I recently received the press release (shown at the bottom of this page) relating how Washington State Parks is trying to attract more users to their parks by adding wi-fi and other “modern conveniences”.
I have mixed feelings about this proposal.
On one hand I think today’s youth and some adults are already too dependent on the internet, smart phones and social network sites. Part of the joy of camping is getting away from it all and being disconnected from everyday life. If Washington State Parks wires all their parks, then youth and others that are exposed to camping may never experience what it is like to be disconnected and enjoy the natural surroundings presented them in a state park.
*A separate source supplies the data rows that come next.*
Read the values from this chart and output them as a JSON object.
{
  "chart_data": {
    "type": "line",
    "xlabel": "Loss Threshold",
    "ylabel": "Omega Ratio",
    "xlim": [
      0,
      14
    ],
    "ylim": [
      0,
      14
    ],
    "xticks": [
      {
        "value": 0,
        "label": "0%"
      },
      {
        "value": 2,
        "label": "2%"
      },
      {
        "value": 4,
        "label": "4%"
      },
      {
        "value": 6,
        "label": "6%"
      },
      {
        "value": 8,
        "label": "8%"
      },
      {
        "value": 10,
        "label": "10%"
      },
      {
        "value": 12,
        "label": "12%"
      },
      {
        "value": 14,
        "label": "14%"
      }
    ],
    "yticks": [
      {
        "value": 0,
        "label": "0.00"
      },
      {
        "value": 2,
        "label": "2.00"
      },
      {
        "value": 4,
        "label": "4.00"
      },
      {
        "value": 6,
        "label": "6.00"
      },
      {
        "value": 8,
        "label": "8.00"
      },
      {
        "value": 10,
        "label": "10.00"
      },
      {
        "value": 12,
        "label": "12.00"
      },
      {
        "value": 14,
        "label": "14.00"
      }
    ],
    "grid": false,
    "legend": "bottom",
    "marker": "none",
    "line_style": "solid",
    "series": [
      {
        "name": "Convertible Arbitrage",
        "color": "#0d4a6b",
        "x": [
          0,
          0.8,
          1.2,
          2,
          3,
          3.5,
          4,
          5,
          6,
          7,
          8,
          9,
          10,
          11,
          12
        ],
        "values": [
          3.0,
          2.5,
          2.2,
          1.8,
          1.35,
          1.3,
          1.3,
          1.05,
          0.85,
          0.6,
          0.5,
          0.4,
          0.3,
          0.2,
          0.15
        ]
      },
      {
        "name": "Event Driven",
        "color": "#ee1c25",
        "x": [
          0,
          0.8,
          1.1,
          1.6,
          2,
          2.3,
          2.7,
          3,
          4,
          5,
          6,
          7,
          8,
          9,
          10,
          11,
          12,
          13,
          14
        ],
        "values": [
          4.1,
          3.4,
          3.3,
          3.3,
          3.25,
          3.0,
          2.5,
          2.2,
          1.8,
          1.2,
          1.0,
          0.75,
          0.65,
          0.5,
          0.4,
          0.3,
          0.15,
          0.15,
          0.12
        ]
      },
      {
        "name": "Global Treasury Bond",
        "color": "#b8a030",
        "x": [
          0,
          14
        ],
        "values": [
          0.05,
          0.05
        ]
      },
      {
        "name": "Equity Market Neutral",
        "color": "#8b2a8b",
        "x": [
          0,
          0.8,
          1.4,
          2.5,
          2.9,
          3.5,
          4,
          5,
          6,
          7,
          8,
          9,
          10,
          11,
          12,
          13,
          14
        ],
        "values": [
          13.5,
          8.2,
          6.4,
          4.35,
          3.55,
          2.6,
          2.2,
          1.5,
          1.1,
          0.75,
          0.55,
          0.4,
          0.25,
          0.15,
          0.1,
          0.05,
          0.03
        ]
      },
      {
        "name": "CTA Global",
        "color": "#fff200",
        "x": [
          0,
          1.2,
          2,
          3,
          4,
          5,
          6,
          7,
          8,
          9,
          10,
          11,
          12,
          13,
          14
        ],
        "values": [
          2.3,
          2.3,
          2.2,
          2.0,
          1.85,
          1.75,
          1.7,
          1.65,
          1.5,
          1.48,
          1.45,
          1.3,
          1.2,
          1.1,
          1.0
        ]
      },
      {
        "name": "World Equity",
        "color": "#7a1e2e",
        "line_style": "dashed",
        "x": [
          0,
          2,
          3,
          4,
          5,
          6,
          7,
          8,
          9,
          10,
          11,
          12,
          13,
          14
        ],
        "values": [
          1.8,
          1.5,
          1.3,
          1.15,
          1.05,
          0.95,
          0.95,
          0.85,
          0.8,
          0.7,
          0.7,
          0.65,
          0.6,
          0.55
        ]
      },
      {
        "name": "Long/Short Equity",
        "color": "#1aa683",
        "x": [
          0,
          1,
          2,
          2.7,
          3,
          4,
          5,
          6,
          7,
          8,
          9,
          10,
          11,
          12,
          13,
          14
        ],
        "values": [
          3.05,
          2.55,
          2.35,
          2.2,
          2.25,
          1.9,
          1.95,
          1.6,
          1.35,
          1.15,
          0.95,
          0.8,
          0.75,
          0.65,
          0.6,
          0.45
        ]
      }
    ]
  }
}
On the other hand, I have stayed at some parks where cell phones won’t operate due to a weak or nonexistent signal. In those cases it would be nice to have another communication media available if I needed to contact someone. Plus, accessing the internet for weather reports or a forgotten file could be handy too!
What are your thoughts?
Please share using the comment box below.
OLYMPIA, Wash. – A wi-fi connection and smart phone bar codes could be coming to a state park near you. Those are just two of the ideas under consideration as Washington State Parks tries to recruit a new generation of visitors.
It’s a new era at Washington State Parks. The legislature last year created a $30 annual Discover Pass to replace state funding. But sales have been sluggish. So now the State Parks system is set to ramp up its marketing effort.
A new promotional video aimed at young professionals that is about to debut online says, “So let’s discover what’s out there. You could set out on a rock climbing adventure….”
Don Hoch directs Washington State Parks. He says as his agency heads into its centennial year, the old model of the legislature funding the parks has ended.
“For 99 years we’ve been getting a check,” Hoch says. “Well now people are going to have to choose us. So we have to be more entrepreneurial. We have to look at how to we attract people to continue to parks.”
Hoch says that means bringing technology to parks –- like Internet connections and perhaps even explanations of park features that you would call up on your smart phone. But he draws the line at billboards, privatization and timber operations at state parks.
Declining state support is a national trend. In Oregon, the parks system has been self-funded since 1999. Next year, Idaho State Parks rolls out its new Passport program to replace vanishing state dollars.